Blurb from Goodreads:
Sage Huxley escaped her troubled childhood in Lyndale, Texas and she hasn’t looked back. Well. She hasn’t looked back often. When would she have the time, between finals, shepherding obnoxious freshmen, her mayoral internship (and his irate chihuahua) and a part-time mechanic’s gig up in the Bronx?
Then she gets the call that her estranged father has died and left her a home in major disrepair. Should she sell it for the bank’s lowball offer? Or sink her entire savings into a home she’d rather demolish?
Leo Pindar was voted “Most Likely To Go To Prison” and he didn’t disappoint. But five years later, Leo is a (heavily tattooed) small business owner giving others the second chances at life he’s been given. So when Sage Huxley walks back into his life with a literal broken home, he’s just going to fix it and send her back to her bright, shining future. He’s already lied to her about his feelings once before. He can do it again.
Right?
Here’s the thing: I am a giant snob when it comes to reading and I am also an absolute sucker for romance novels.

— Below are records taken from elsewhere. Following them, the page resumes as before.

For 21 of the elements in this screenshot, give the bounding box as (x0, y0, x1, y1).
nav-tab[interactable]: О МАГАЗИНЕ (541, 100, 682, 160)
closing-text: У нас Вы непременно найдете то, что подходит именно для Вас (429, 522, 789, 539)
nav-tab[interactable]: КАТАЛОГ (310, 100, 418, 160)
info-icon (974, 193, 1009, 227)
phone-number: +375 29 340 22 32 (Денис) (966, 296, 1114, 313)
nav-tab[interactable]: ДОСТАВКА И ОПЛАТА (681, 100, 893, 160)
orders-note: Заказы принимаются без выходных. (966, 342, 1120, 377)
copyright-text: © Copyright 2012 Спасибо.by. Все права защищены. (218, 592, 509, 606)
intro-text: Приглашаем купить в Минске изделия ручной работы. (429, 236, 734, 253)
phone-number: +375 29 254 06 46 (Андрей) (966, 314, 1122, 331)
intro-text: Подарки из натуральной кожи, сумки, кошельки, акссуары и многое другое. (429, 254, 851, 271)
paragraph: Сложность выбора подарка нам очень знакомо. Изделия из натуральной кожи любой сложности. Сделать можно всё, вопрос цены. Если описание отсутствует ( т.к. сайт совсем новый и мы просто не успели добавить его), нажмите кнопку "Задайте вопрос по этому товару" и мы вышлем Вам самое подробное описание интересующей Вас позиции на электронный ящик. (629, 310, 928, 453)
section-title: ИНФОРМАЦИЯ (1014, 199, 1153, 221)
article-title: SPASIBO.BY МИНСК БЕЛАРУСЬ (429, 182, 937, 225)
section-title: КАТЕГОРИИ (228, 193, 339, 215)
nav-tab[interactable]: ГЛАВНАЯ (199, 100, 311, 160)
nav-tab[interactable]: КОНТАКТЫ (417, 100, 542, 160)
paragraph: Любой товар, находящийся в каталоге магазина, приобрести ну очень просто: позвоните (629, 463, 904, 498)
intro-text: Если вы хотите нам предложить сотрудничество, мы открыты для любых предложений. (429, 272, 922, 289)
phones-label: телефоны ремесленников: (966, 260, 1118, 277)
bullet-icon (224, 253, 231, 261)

There are times when I want to read a story and know within a chapter who’s ending up with whom, and even though there will be complications and obstacles, we are going to get a happy ending, and Juliet Holmes’ Third Time’s a Charm delivers on that.
Great things about this book: fantastic dialogue and endearing background characters, who I sincerely hope are getting their own books. Sage and Leo were great but I’d love to read more about Leo’s brothers, not to mention John and Hazel (who star in Small Town Charm, which I’m absolutely adding to my to-read list). The story doesn’t shy away from some serious issues, including Leo’s mother’s early onset dementia and Leo’s own mental health and I don’t think those issues are minimised.
It is well written, and tightly written; we are spared exposition but I think maybe, in places, it was too sparse. The pacing wasn’t perfect and though I believed the outcome, I would have liked to see more about how we got there. There were some time skips, some of which are flagged and some of which are not, which was mildly confusing. Overall, I enjoyed it; an undemanding read with characters to root for.
Rating: 4 stars (a romance that delivers, but lacks a little depth).
TL;DR: A book about a girl returning to her hometown, and the love of her life, if they’d only get out of their own way.